Se alla scrivania della Casa Bianca sedesse per davvero Donhill Clintrump saremmo già in quest’istante sull’orlo dell’ultima guerra mondiale: posso immaginare che, prudente qual è, Putin contrattaccherebbe nel modo più soft possibile, ordinando di abbattere nuovi missili lanciati dalle navi USA, ma già uno spettacolare confronto aereo tra F 22 Raptor e Sukhoi su-35 segnerebbe forse il punto di non ritorno. La Russia si vedrebbe trascinata in un conflitto contro un avversario decisamente più forte per non abdicare in via definitiva al suo ruolo: dovendo prendere qualche iniziativa, si annetterebbe probabilmente l’Ucraina e cercherebbe di impartire una (non immeritata) lezione ai più bisbetici fra i suoi vicini, vale a dire la dire la Polonia e le province baltiche – per invadere l’Europa occidentale non ha in ogni caso mezzi sufficienti. La superiorità americana sul mare è schiacciante, nei cieli (anche grazie ai droni, che a quanto pare i russi stanno appena sviluppando) risulta abbastanza netta: le prospettive per la Russia non appaiono rosee. I cinesi, che ragionano in termini di secoli e non di anni, rimarrebbero a guardare: Putin potrebbe evitare la sconfitta solo rischiando il tutto per tutto con l’atomica. Un lancio dimostrativo non servirebbe a nulla, l’incenerimento di una città darebbe la stura all’apocalisse: l’unica scelta possibile sarebbe dunque bersagliare il gruppo di battaglia di una portaerei USA, distruggendola.

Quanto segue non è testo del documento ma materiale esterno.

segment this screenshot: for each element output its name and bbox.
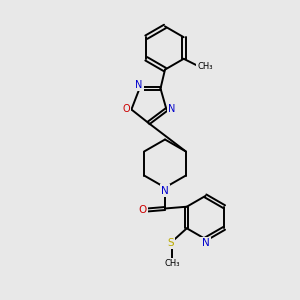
Text: O: O bbox=[138, 205, 147, 215]
Text: N: N bbox=[202, 238, 209, 248]
Text: O: O bbox=[123, 104, 130, 115]
Text: N: N bbox=[161, 185, 169, 196]
Text: N: N bbox=[135, 80, 142, 90]
Text: CH₃: CH₃ bbox=[198, 62, 213, 71]
Text: N: N bbox=[168, 104, 175, 115]
Text: CH₃: CH₃ bbox=[164, 259, 179, 268]
Text: S: S bbox=[167, 238, 174, 248]
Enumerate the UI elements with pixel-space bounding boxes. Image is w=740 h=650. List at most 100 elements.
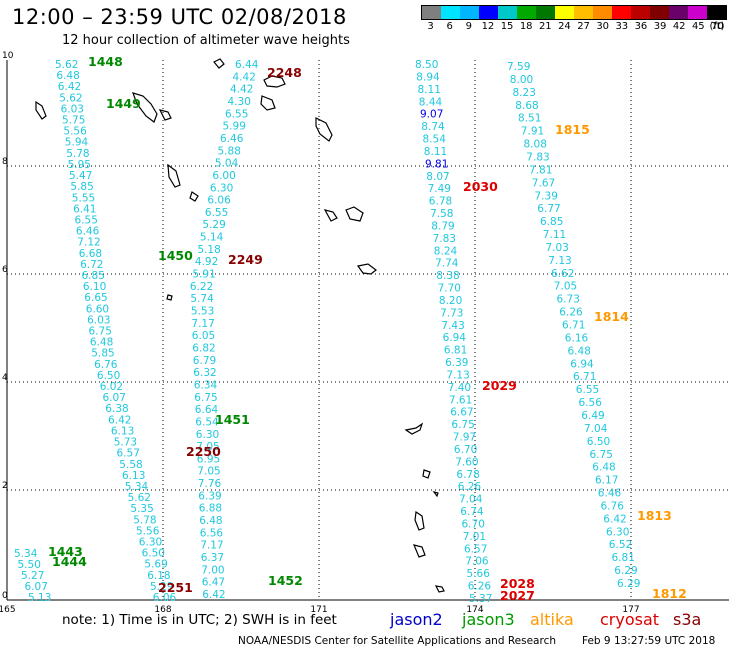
wave-height-value: 6.78 [429, 196, 452, 208]
color-swatch [593, 6, 612, 19]
wave-height-value: 6.74 [460, 506, 484, 518]
color-scale-label: 6 [446, 21, 453, 32]
wave-height-value: 6.42 [58, 81, 81, 93]
color-swatch [612, 6, 631, 19]
color-swatch [669, 6, 688, 19]
legend-altika: altika [530, 610, 574, 629]
wave-height-value: 7.05 [554, 281, 577, 293]
wave-height-value: 6.30 [210, 182, 233, 194]
wave-height-value: 7.40 [448, 382, 471, 394]
wave-height-value: 5.29 [202, 219, 225, 231]
pass-time-label: 1813 [637, 508, 672, 523]
wave-height-value: 6.65 [84, 292, 107, 304]
wave-height-value: 5.35 [130, 503, 153, 515]
wave-height-value: 5.91 [192, 269, 215, 281]
wave-height-value: 6.18 [147, 570, 170, 582]
wave-height-value: 6.54 [195, 416, 219, 428]
wave-height-value: 6.10 [83, 281, 106, 293]
wave-height-value: 7.11 [543, 229, 566, 241]
wave-height-value: 7.83 [526, 152, 549, 164]
wave-height-value: 6.02 [100, 381, 123, 393]
wave-height-value: 7.61 [449, 394, 472, 406]
color-scale-label: 30 [596, 21, 610, 32]
wave-height-value: 8.51 [518, 113, 541, 125]
color-swatch [631, 6, 650, 19]
color-scale-label: (ft) [709, 21, 725, 32]
wave-height-value: 4.30 [228, 96, 251, 108]
pass-time-label: 1448 [88, 54, 123, 69]
wave-height-value: 6.26 [468, 581, 492, 593]
wave-height-value: 6.88 [199, 503, 222, 515]
color-scale-label: 27 [577, 21, 590, 32]
wave-height-value: 7.43 [441, 320, 464, 332]
wave-height-value: 7.97 [453, 432, 476, 444]
wave-height-value: 5.37 [469, 593, 492, 605]
wave-height-value: 8.07 [426, 171, 449, 183]
wave-height-value: 6.05 [192, 330, 215, 342]
wave-height-value: 7.60 [455, 456, 478, 468]
wave-height-value: 5.56 [63, 126, 87, 138]
wave-height-value: 6.37 [201, 552, 224, 564]
wave-height-value: 6.55 [205, 207, 228, 219]
wave-height-value: 4.42 [230, 84, 253, 96]
wave-height-value: 6.57 [117, 448, 140, 460]
wave-height-value: 5.78 [133, 514, 156, 526]
y-tick-label: 6 [2, 265, 8, 275]
wave-height-value: 6.76 [94, 359, 118, 371]
wave-height-value: 6.94 [570, 358, 594, 370]
wave-height-value: 6.13 [122, 470, 145, 482]
pass-time-label: 1814 [594, 309, 629, 324]
wave-height-value: 8.11 [424, 146, 447, 158]
wave-height-value: 5.58 [119, 459, 142, 471]
wave-height-value: 6.50 [587, 436, 610, 448]
wave-height-value: 5.73 [114, 437, 137, 449]
legend-s3a: s3a [673, 610, 702, 629]
wave-height-value: 6.64 [195, 404, 219, 416]
wave-height-value: 6.30 [139, 537, 162, 549]
wave-height-value: 7.91 [521, 126, 544, 138]
page-subtitle: 12 hour collection of altimeter wave hei… [62, 33, 350, 48]
wave-height-value: 6.03 [87, 314, 110, 326]
wave-height-value: 5.50 [18, 559, 41, 571]
wave-height-value: 5.14 [200, 232, 224, 244]
wave-height-value: 6.16 [565, 332, 589, 344]
y-tick-label: 4 [2, 373, 8, 383]
wave-height-value: 6.81 [612, 552, 635, 564]
legend-jason3: jason3 [462, 610, 515, 629]
wave-height-value: 7.67 [532, 177, 555, 189]
pass-time-label: 1812 [652, 586, 687, 601]
color-swatch [688, 6, 707, 19]
color-scale-label: 45 [691, 21, 705, 32]
pass-time-label: 2248 [267, 65, 302, 80]
wave-height-value: 6.48 [90, 337, 113, 349]
wave-height-value: 6.26 [458, 481, 482, 493]
wave-height-value: 6.70 [462, 519, 485, 531]
pass-time-label: 1449 [106, 96, 141, 111]
wave-height-value: 7.76 [198, 478, 222, 490]
wave-height-value: 6.48 [568, 345, 591, 357]
wave-height-value: 6.26 [559, 307, 583, 319]
wave-height-value: 6.79 [193, 355, 216, 367]
wave-height-value: 5.75 [62, 115, 85, 127]
wave-height-value: 6.75 [590, 449, 613, 461]
wave-height-value: 5.88 [218, 145, 241, 157]
wave-height-value: 6.30 [606, 526, 629, 538]
wave-height-value: 5.55 [72, 192, 95, 204]
wave-height-value: 6.30 [196, 429, 219, 441]
wave-height-value: 6.46 [220, 133, 244, 145]
wave-height-value: 6.39 [198, 490, 221, 502]
wave-height-value: 8.44 [419, 96, 443, 108]
wave-height-value: 6.77 [537, 203, 560, 215]
note-text: note: 1) Time is in UTC; 2) SWH is in fe… [62, 612, 337, 628]
pass-time-labels: 1448 1449 2248 1815 2030 1450 2249 1814 2029 1451… [48, 54, 687, 603]
color-swatch [574, 6, 593, 19]
wave-height-value: 6.42 [202, 589, 225, 601]
page-title: 12:00 – 23:59 UTC 02/08/2018 [12, 5, 347, 29]
color-scale-label: 15 [500, 21, 514, 32]
wave-height-value: 6.03 [61, 103, 84, 115]
wave-height-value: 6.34 [194, 380, 218, 392]
credit-line: NOAA/NESDIS Center for Satellite Applica… [238, 635, 556, 647]
wave-height-value: 5.13 [28, 592, 51, 604]
color-swatch [707, 6, 726, 19]
y-tick-label: 2 [2, 481, 8, 491]
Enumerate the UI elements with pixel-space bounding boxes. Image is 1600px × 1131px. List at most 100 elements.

A quel punto gli americani potrebbero fermarsi, ma nessuno ce lo garantisce: la fine del mondo sarebbe dietro l’angolo.

Non resta che sperare che il buon Trump abbia brandito l’ascia di guerra al solo, miserabile scopo di allontanare da sé i sospetti di esser stato foraggiato dal Cremlino…


NOTE

1) Anche perché il presidente alawita, temendo un intervento americano, accettò nel 2013 la proposta russa di consegnare tutte le armi chimiche presenti nel suo arsenale affinché venissero distrutte sotto il controllo ONU.
2) Sulle veline sorosian-progressiste la versione elaborata di volta in volta da Washington e Tel Aviv non ha manco bisogno di riscontri: assurge di diritto a “fatto notorio”.